Five things we learned from AO 2017

What’s old is new again, and that 2017 was truly an Open for the ages.

Roger Federer and Rafael Nadal, F, Rod Laver Arena, 29 January 2017.
Photo by: Theo Karanikos/Tennis Australia

1. 35 is the new 25
Perhaps not, but this fortnight will force us to review the idea that once a player has a 3 before their age, their best days are over and they’re in the twilight of their career. What it also shows is the value of taking a break. Players who compete in Grand Slam tournaments have, of necessity, devoted their life to tennis and known little else since their age was still well in single digits. So it’s hardly surprising if after several years as a professional they get tired. Roger Federer said his break from tennis was a result of him getting bored with having “practice, treatment, practice, treatment, match, treatment, practice, treatment”, so taking a six-month hiatus to let all his injuries and niggles heal and rediscover the fun in tennis was a crucial part of his unexpected fifth title here. We may well find players continuing their careers well into their 30s as a result of this AO, especially if the idea of sabbaticals catches on.

2. The middle generation may get by-passed
With the Big Four of Federer, Rafael Nadal, Novak Djokovic and Andy Murray (and arguably Stan Wawrinka too) having dominated tennis for so many years, much attention has been focused on which generation of players will succeed them at the top of men’s tennis. The next generation has been led by 2014 US Open champion Marin Cilic, and his contemporaries Milos Raonic, Kei Nishikori and Grigor Dimitrov. But Dimitrov’s semifinal aside, the results at this year’s AO suggest that generation might get by-passed. Raonic struggled to make much impression on Nadal in the quarterfinals, and Nishikori and Cilic lost early. By contrast, the leader of the following generation, Sascha Zverev, made great strides in taking Nadal to a four-hour five-setter in the third round, and Dominic Thiem and David Goffin also had good tournaments. With the Big Four likely to be around for a while, it may be some time before we know who the next generation of men’s tennis really is.

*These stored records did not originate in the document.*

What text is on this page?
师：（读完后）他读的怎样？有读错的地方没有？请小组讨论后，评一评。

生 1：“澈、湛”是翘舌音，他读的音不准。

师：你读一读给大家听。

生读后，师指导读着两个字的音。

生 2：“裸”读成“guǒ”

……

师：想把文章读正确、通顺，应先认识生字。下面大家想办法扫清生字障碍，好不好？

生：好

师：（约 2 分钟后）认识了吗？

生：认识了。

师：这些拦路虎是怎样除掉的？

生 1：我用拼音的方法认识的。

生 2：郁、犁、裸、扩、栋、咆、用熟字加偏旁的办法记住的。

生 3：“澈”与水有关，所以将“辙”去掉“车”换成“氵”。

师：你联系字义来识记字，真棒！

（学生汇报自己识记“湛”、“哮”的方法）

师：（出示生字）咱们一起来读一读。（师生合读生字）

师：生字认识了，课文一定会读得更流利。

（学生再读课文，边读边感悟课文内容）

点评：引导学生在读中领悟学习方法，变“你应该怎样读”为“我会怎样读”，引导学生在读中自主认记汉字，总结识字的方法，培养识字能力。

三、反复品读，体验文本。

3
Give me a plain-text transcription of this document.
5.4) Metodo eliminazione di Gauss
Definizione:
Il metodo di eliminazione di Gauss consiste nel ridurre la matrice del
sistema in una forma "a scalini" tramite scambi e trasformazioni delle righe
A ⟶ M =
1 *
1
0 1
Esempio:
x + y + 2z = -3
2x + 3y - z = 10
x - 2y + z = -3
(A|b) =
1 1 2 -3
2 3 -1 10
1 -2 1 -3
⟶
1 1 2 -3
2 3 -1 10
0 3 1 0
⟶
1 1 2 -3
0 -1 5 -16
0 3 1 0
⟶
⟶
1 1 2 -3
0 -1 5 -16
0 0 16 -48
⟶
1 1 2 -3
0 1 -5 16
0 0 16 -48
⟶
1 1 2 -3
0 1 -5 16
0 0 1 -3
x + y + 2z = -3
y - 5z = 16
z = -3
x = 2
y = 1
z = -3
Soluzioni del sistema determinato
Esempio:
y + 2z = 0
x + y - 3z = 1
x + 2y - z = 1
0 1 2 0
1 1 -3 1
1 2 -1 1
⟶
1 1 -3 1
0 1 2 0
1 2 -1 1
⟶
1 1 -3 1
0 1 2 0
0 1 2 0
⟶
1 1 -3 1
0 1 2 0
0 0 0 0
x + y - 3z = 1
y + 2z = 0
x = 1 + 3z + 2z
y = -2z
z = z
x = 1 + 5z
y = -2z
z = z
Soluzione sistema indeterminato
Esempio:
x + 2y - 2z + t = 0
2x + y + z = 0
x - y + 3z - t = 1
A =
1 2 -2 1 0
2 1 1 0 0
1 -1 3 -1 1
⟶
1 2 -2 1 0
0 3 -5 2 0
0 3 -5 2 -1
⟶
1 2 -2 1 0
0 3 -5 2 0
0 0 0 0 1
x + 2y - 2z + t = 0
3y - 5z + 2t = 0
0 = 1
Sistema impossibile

3. There’s a vacancy in women’s tennis
Much as the Williams sisters emphasised what brilliant players they are, even at a youthful 36 and 35 they won’t be around for that much longer. Yet there seems to be no-one emerging to assume Serena’s mantle. Coco Vandeweghe was the player whose stock rose most at this AO, but much depends on how she follows up on the WTA tour from her semifinal. Karolina Pliskova and Garbine Muguruza reached the quarterfinals without ever looking a potential champion, and Belinda Bencic had the misfortune to draw Serena Williams in the first round. With Petra Kvitova off the tour, Angelique Kerber with a lot of ranking points to defend in the next few months, and Simona Halep still struggling for consistency, everything looks teed up for two former Australian Open champions to seize the limelight when they return to action in the next few weeks: Victoria Azarenka and Maria Sharapova.

4. The name to look out for
We always look to every Grand Slam tournament for a player who might have staked their claim to greatness in the future. At a tournament when all finalists and most semifinalists were in their 30s, perhaps the most notable new name was the 14-year-old Ukrainian who won the girls’ singles. Marta Kostyuk is not only one of the youngest junior champions, but she’s very confident and eloquent despite still fragile English. And she’s in the same stable as Ivan Ljubicic who coached Federer to the men’s title so, even allowing for the pitfalls of putting too much pressure on young shoulders, she’s definitely one to note.

5. It can’t always be like this!
Australian Open 2017 was an outstanding fortnight, the best tournament at least since the centenary AO in 2005 which was blessed with half-a-dozen outstanding matches and Aussies into the latter stages. We always want a couple of stories in the opening week without losing too many big names – we lost Djokovic and Murray in week one, after which the preposterous idea of a Federer-Nadal final began to be whispered. Not only did that happen, but both men got there thanks to two exhilarating five-setters each, and then delivered a five-set final that ended on a successful challenge. The all-Williams women’s final, and a Melburnian winning the men’s doubles, made it into a memorable Australian Open, and real film script stuff. We just need to remember that it can’t be like this every year – next year almost certainly won’t be quite as good, but that still leaves masses of room for it to be great. Roll on AO2018!